Bildung in Berlin: Gönnt den Schulen Platz und Luft!
Weil die Grundschüler*innen in Neukölln überdurchschnittlich viel kosten, soll der Bezirk nun Plätze abbauen. Das geht am Bedarf komplett vorbei.
D as aktuelle Schuljahr hat Bildungssenatorin Katharina Günther-Wünsch (CDU) im vergangenen August in einem Schulneubau eröffnet. Sie hatte dazu in Berlins gerade fertiggestellte erste Compartment-Schule eingeladen, die Maria-Leo-Grundschule in Pankow. Ein Neubau, dessen Raumaufteilung auf moderne pädagogische Konzepte zugeschnitten sei, wie sie betonte.
Dort ließ die Senatorin sich und den anwesenden Journalist*innen und Elternvertreter*innen zeigen, wie flexibel und vielseitig in dieser Schule die Räume genutzt werden.

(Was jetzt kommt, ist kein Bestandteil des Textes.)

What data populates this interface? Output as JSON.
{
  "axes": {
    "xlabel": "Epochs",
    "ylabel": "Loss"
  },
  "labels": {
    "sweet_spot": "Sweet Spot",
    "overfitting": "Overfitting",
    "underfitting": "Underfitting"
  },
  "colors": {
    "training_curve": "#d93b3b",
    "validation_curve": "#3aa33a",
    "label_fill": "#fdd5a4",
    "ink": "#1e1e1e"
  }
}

Solche Schulgebäude seien die Zukunft der Bildung, sagte die Senatorin. Und, wie wichtig es ihr sei, allen Kindern den Weg für eine gute Bildung zu ebnen.

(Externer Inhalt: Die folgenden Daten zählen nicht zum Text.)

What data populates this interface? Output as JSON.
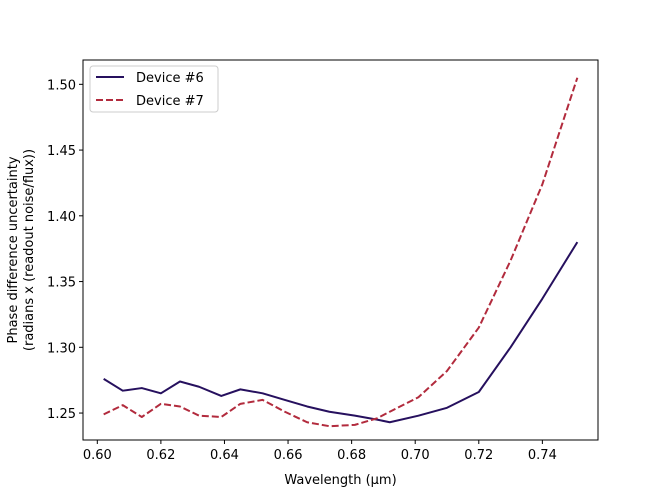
{
  "chart_data": {
    "type": "line",
    "title": "",
    "xlabel": "Wavelength (μm)",
    "ylabel_lines": [
      "Phase difference uncertainty",
      "(radians x (readout noise/flux))"
    ],
    "xlim": [
      0.5955,
      0.7575
    ],
    "ylim": [
      1.2295,
      1.5185
    ],
    "xticks": [
      0.6,
      0.62,
      0.64,
      0.66,
      0.68,
      0.7,
      0.72,
      0.74
    ],
    "xtick_labels": [
      "0.60",
      "0.62",
      "0.64",
      "0.66",
      "0.68",
      "0.70",
      "0.72",
      "0.74"
    ],
    "yticks": [
      1.25,
      1.3,
      1.35,
      1.4,
      1.45,
      1.5
    ],
    "ytick_labels": [
      "1.25",
      "1.30",
      "1.35",
      "1.40",
      "1.45",
      "1.50"
    ],
    "grid": false,
    "legend_position": "top-left",
    "series": [
      {
        "name": "Device #6",
        "color": "#26105e",
        "dash": "solid",
        "x": [
          0.602,
          0.608,
          0.614,
          0.62,
          0.626,
          0.632,
          0.639,
          0.645,
          0.652,
          0.659,
          0.666,
          0.673,
          0.681,
          0.688,
          0.692,
          0.701,
          0.71,
          0.72,
          0.73,
          0.74,
          0.751
        ],
        "y": [
          1.276,
          1.267,
          1.269,
          1.265,
          1.274,
          1.27,
          1.263,
          1.268,
          1.265,
          1.26,
          1.255,
          1.251,
          1.248,
          1.245,
          1.243,
          1.248,
          1.254,
          1.266,
          1.3,
          1.337,
          1.38
        ]
      },
      {
        "name": "Device #7",
        "color": "#b22b3d",
        "dash": "dashed",
        "x": [
          0.602,
          0.608,
          0.614,
          0.62,
          0.626,
          0.632,
          0.639,
          0.645,
          0.652,
          0.659,
          0.666,
          0.673,
          0.681,
          0.688,
          0.692,
          0.701,
          0.71,
          0.72,
          0.73,
          0.74,
          0.751
        ],
        "y": [
          1.249,
          1.256,
          1.247,
          1.257,
          1.255,
          1.248,
          1.247,
          1.257,
          1.26,
          1.251,
          1.243,
          1.24,
          1.241,
          1.246,
          1.251,
          1.262,
          1.282,
          1.315,
          1.366,
          1.424,
          1.505
        ]
      }
    ]
  }
}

Das Schuljahr endet nun damit, dass der Senat Vorgaben durchdrückt, die Günther-Wünschs Beteuerungen und Ziele geradezu ins Gegenteil verkehren. In Nord-Neukölln sollen Grundschulen Räume abgeben, weil sie rein rechnerisch zu viel Platz verbrauchen. Jugendkunstschule und Volkshochschule sollen dort jetzt Platz finden, für beide Orte fehlen dem Bezirk Räume.

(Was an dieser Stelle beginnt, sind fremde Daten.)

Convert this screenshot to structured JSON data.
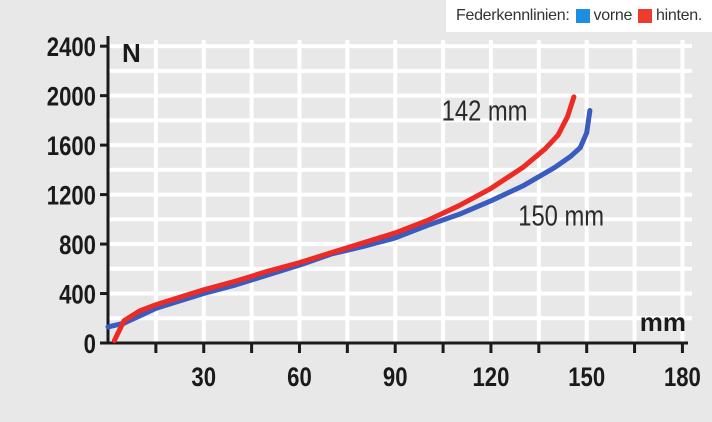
{
  "legend": {
    "title": "Federkennlinien:",
    "items": [
      {
        "label": "vorne",
        "color": "#1e8ee0"
      },
      {
        "label": "hinten.",
        "color": "#ee3b2e"
      }
    ]
  },
  "chart_data": {
    "type": "line",
    "xlabel": "mm",
    "ylabel": "N",
    "xlim": [
      0,
      183
    ],
    "ylim": [
      0,
      2450
    ],
    "x_ticks": [
      30,
      60,
      90,
      120,
      150,
      180
    ],
    "y_ticks": [
      0,
      400,
      800,
      1200,
      1600,
      2000,
      2400
    ],
    "grid": true,
    "legend_position": "top-right",
    "annotations": [
      {
        "text": "142 mm",
        "x": 118,
        "y": 1800
      },
      {
        "text": "150 mm",
        "x": 142,
        "y": 950
      }
    ],
    "series": [
      {
        "name": "vorne",
        "color": "#3a5bc0",
        "x": [
          0,
          5,
          10,
          15,
          20,
          30,
          40,
          50,
          60,
          70,
          80,
          90,
          100,
          110,
          120,
          130,
          140,
          145,
          148,
          150,
          151
        ],
        "y": [
          130,
          160,
          220,
          280,
          320,
          400,
          470,
          550,
          630,
          720,
          780,
          850,
          950,
          1040,
          1150,
          1270,
          1420,
          1510,
          1580,
          1700,
          1880
        ]
      },
      {
        "name": "hinten.",
        "color": "#ee2a24",
        "x": [
          2,
          5,
          10,
          15,
          20,
          30,
          40,
          50,
          60,
          70,
          80,
          90,
          100,
          110,
          120,
          130,
          137,
          141,
          144,
          146
        ],
        "y": [
          20,
          180,
          260,
          310,
          350,
          430,
          500,
          580,
          650,
          730,
          810,
          890,
          990,
          1110,
          1250,
          1420,
          1570,
          1680,
          1830,
          1990
        ]
      }
    ]
  }
}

Doch der Norden Neuköllns ist einer von Berlins sehr beengten Kiezen mit besonders heterogener Schüler*innenschaft. Lehrer*innen und Elternvertreter*innen der Schulen wehren sich gegen die Pläne. Sie beteuern, dass die fraglichen Räume mitnichten leer stehen. Anders als unterstellt fehle schon jetzt oft der Platz für pädagogisch wichtige Maßnahmen wie Einzelförderung oder für Gruppenarbeiten.
Ein kaltes Rechenspiel
Es ist ein kaltes Rechenspiel, das dahinter steht. Weil der Senat sparen muss, fordert er die Bezirke auf, ihre Kosten zu senken. Und Neukölln gibt mehr Geld pro Schüler*in aus als der Berliner Durchschnitt. Der Senat und in der Folge der Bezirk schlussfolgern daraus: Die Schulplätze in Neukölln sind zu teuer, die Kinder verbrauchen zu viel Platz.
Das Gegenteil davon ist richtig: Die Grundschulen sind für viele Kinder die Basis für weitere Bildungserfolge. Und die Schulen, denen der Senat nun Räume wegnehmen will, haben ein engagiertes Kollegium, die Lehrer*innen sind extrem engagiert und suchen und finden jeweils spezifische Antworten auf die Herausforderungen vor Ort. Dafür brauchen sie auch Platz.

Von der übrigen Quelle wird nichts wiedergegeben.